TRAMA
Ethan Hunt vuole smascherare e sgominare il fantomatico “Sindacato”, organizzazione criminale internazionale. Ci riuscirà senza l’ausilio di controfigure.
RECENSIONI
E siamo a cinque. Dopo il primo capitolo di De Palma troppo spesso sottovalutato (è invece film depalmiano fino al midollo), la saga è finita nelle mani di Tom Cruise che, ormai, sembra averla eletta a palcoscenico riepilogativo della propria epopea eroico/attoriale, territorio privilegiato nel quale riassumere, perpetuare e di volta in volta aggiornare il suo status di (ultimo) Divo Hollywoodiano. JJ Abrams prima e Brad Bird poi hanno, di fatto, risollevato la serie dopo lo zoppicante capitolo (T)Woo e ora, questo di Christopher McQuarrie, già cruisiano DOC, sembra un episodio di assestamento e consolidamento. Privo com'è di rilevanti guizzi emotivi da prendere moderatamente sul serio (MI3), così come di giochi formali e narrativi che rimandano alle origini depalmiane (MI4), Rogue Nation è puro divertissement alleggerito in tutte le sue componenti.
Il brand è riproposto in ogni suo tratto caratteristico, dall'irruzione nella fortezza inespugnabile, alle maschere di lattice passando dai doppi/tripli giochi d'ordinanza. Tutto fatto in maniera pedissequa e, come si accennava, senza mediazioni o giochi sulle aspettative dello spettatore. Tralasciando il primo capitolo - fuori scala - di De Palma, che si apriva già con una piccola mise eb abyme che raddoppiava il film (nel film), anche Abrams stupiva il suo pubblico tradendone le attese (il recupero della 'zampa di lepre' confinato fuori campo) e lo stesso Bird tornava depalmianamente su una sequenza (quella con protagonista Josh Holloway) come luogo cinematografico da smontare e indagare, in cerca delle verità nascoste. McQuarrie non fa niente di anche solo vagamente teorico. Il solo acceleratore sul quale spinge è quello di Cruise ed è proprio all'agiografizzazione di Tom che piega anche lo specifico filmico.
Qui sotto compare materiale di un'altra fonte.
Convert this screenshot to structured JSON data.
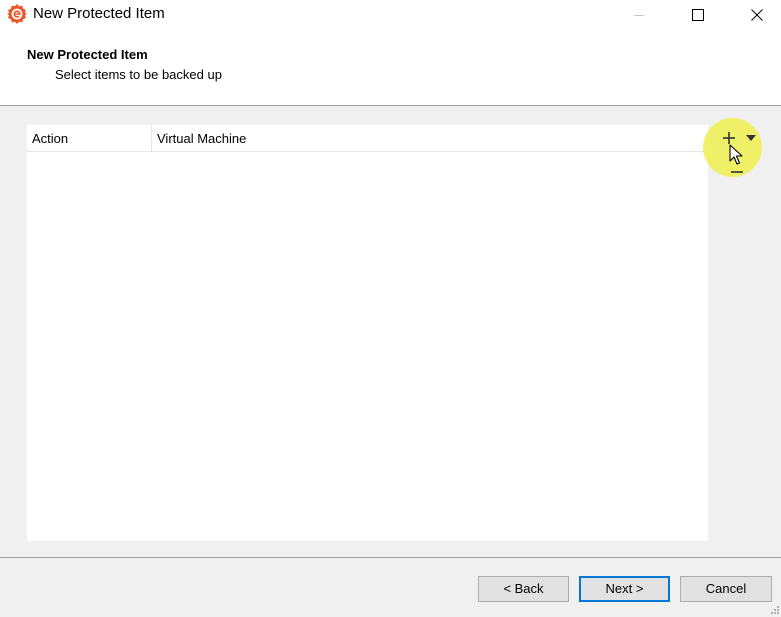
{
  "window": {
    "title": "New Protected Item",
    "icon": "app-logo-icon",
    "controls": [
      "minimize-icon",
      "maximize-icon",
      "close-icon"
    ]
  },
  "header": {
    "title": "New Protected Item",
    "subtitle": "Select items to be backed up"
  },
  "list": {
    "columns": [
      "Action",
      "Virtual Machine"
    ],
    "rows": []
  },
  "tools": {
    "add": "plus-icon",
    "dropdown": "caret-down-icon",
    "remove": "minus-icon"
  },
  "buttons": {
    "back": "< Back",
    "next": "Next >",
    "cancel": "Cancel"
  },
  "colors": {
    "accent": "#0078d7",
    "logo": "#e8562a",
    "highlight": "#f0f050"
  }
}
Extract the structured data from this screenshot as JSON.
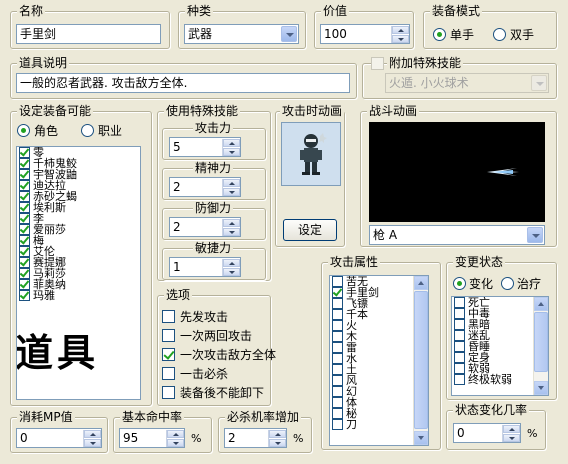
{
  "name": {
    "label": "名称",
    "value": "手里剑"
  },
  "category": {
    "label": "种类",
    "value": "武器"
  },
  "price": {
    "label": "价值",
    "value": "100"
  },
  "equip_mode": {
    "label": "装备模式",
    "options": [
      "单手",
      "双手"
    ],
    "selected": 0
  },
  "description": {
    "label": "道具说明",
    "value": "一般的忍者武器. 攻击敌方全体."
  },
  "extra_skill": {
    "label": "附加特殊技能",
    "value": "火遁. 小火球术",
    "checked": false
  },
  "equippable": {
    "label": "设定装备可能",
    "options": [
      "角色",
      "职业"
    ],
    "selected": 0,
    "items": [
      {
        "name": "零",
        "checked": true
      },
      {
        "name": "千柿鬼鲛",
        "checked": true
      },
      {
        "name": "宇智波鼬",
        "checked": true
      },
      {
        "name": "迪达拉",
        "checked": true
      },
      {
        "name": "赤砂之蝎",
        "checked": true
      },
      {
        "name": "埃利斯",
        "checked": true
      },
      {
        "name": "李",
        "checked": true
      },
      {
        "name": "爱丽莎",
        "checked": true
      },
      {
        "name": "梅",
        "checked": true
      },
      {
        "name": "艾伦",
        "checked": true
      },
      {
        "name": "赛提娜",
        "checked": true
      },
      {
        "name": "马莉莎",
        "checked": true
      },
      {
        "name": "菲奥纳",
        "checked": true
      },
      {
        "name": "玛雅",
        "checked": true
      }
    ],
    "watermark": "道具"
  },
  "special_skills": {
    "label": "使用特殊技能",
    "stats": [
      {
        "label": "攻击力",
        "value": "5"
      },
      {
        "label": "精神力",
        "value": "2"
      },
      {
        "label": "防御力",
        "value": "2"
      },
      {
        "label": "敏捷力",
        "value": "1"
      }
    ]
  },
  "attack_animation": {
    "label": "攻击时动画",
    "button": "设定"
  },
  "battle_animation": {
    "label": "战斗动画",
    "value": "枪 A"
  },
  "options": {
    "label": "选项",
    "items": [
      {
        "label": "先发攻击",
        "checked": false
      },
      {
        "label": "一次两回攻击",
        "checked": false
      },
      {
        "label": "一次攻击敌方全体",
        "checked": true
      },
      {
        "label": "一击必杀",
        "checked": false
      },
      {
        "label": "装备後不能卸下",
        "checked": false
      }
    ]
  },
  "attack_attributes": {
    "label": "攻击属性",
    "items": [
      {
        "name": "苦无",
        "checked": false
      },
      {
        "name": "手里剑",
        "checked": true
      },
      {
        "name": "飞镖",
        "checked": false
      },
      {
        "name": "千本",
        "checked": false
      },
      {
        "name": "火",
        "checked": false
      },
      {
        "name": "木",
        "checked": false
      },
      {
        "name": "雷",
        "checked": false
      },
      {
        "name": "水",
        "checked": false
      },
      {
        "name": "土",
        "checked": false
      },
      {
        "name": "风",
        "checked": false
      },
      {
        "name": "幻",
        "checked": false
      },
      {
        "name": "体",
        "checked": false
      },
      {
        "name": "秘",
        "checked": false
      },
      {
        "name": "刀",
        "checked": false
      }
    ]
  },
  "state_change": {
    "label": "变更状态",
    "options": [
      "变化",
      "治疗"
    ],
    "selected": 0,
    "items": [
      {
        "name": "死亡",
        "checked": false
      },
      {
        "name": "中毒",
        "checked": false
      },
      {
        "name": "黑暗",
        "checked": false
      },
      {
        "name": "迷乱",
        "checked": false
      },
      {
        "name": "昏睡",
        "checked": false
      },
      {
        "name": "定身",
        "checked": false
      },
      {
        "name": "软弱",
        "checked": false
      },
      {
        "name": "终极软弱",
        "checked": false
      }
    ]
  },
  "mp_cost": {
    "label": "消耗MP值",
    "value": "0"
  },
  "hit_rate": {
    "label": "基本命中率",
    "value": "95",
    "unit": "%"
  },
  "crit_bonus": {
    "label": "必杀机率增加",
    "value": "2",
    "unit": "%"
  },
  "state_chance": {
    "label": "状态变化几率",
    "value": "0",
    "unit": "%"
  }
}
Durata e scala dei piani, taglio delle inquadrature, tutto sembra pensato per assecondare il Divo nella propria sovraesposizione: la sequenza iniziale, dell’assalto all’aereo, non è girata in modo da renderla particolarmente dinamica, cinetica o spettacolare ma per far notare al pubblico pagante che quello sospeso nel vuoto è proprio Tom Cruise e non una sua controfigura. Idem per la scena madre, la violazione del sistema di sicurezza subacqueo, nella quale il long take su Cruise ha la sola, evidente funzione di mostrare per quanto tempo il Nostro sia in grado di trattenere il fiato. E così via.
Rogue Nation finisce così per risultare una pellicola educata, finanche timida nel suo riverire la saga ma soprattutto il suo attuale custode, al cospetto del quale si genuflette senza compromettere (del tutto) l’autosufficienza del film. Per ora.
Tom Cruise, stavolta, gioca sullo status quo (suo e divistico) e non sull’impronta registica autorale: affida Mission: Impossible 5 al Christopher McQuarrie responsabile del pessimo Jack Reacher, sorta di prova del 9 del presente che, per fortuna, è meno sgangherato nei registri. Anche McQuarrie rischia poco: due ore e più di azione, commedia e tripli giochi, scartando la rifinitura dei dialoghi e l’elaborazione dei personaggi (bidimensionali), ad eccezione di quello ambiguo, triplo-giochista e mediamente riuscito di Rebecca Ferguson, emblema del film nel sembrare cool e sorprendente per, poi, rivelarsi solo rassicurante. Poco male: di tutto rispetto il moto continuo con contrapposizione buoni/cattivi, le sorprese e le missioni (davvero) impossibili. La mancanza di personalità della regia, però, a differenza dei capitoli precedenti, fa sembrare il brand solo un epigono in minore di James Bond, anche con e nonostante scene notevoli come l’inseguimento in moto ambientato in Marocco. L’apertura all’Opera di Vienna (Turandot e un “nessun dorma” reiterato nella colonna sonora) pare richiamare L’Uomo che Sapeva Troppo: forse, nelle intenzioni di McQuarrie, c’è la rincorsa alla classicità. Forse, essendo sempre stato un autore anche ambizioso, semplicemente non è nelle sue corde la confezione del b-movie con stile.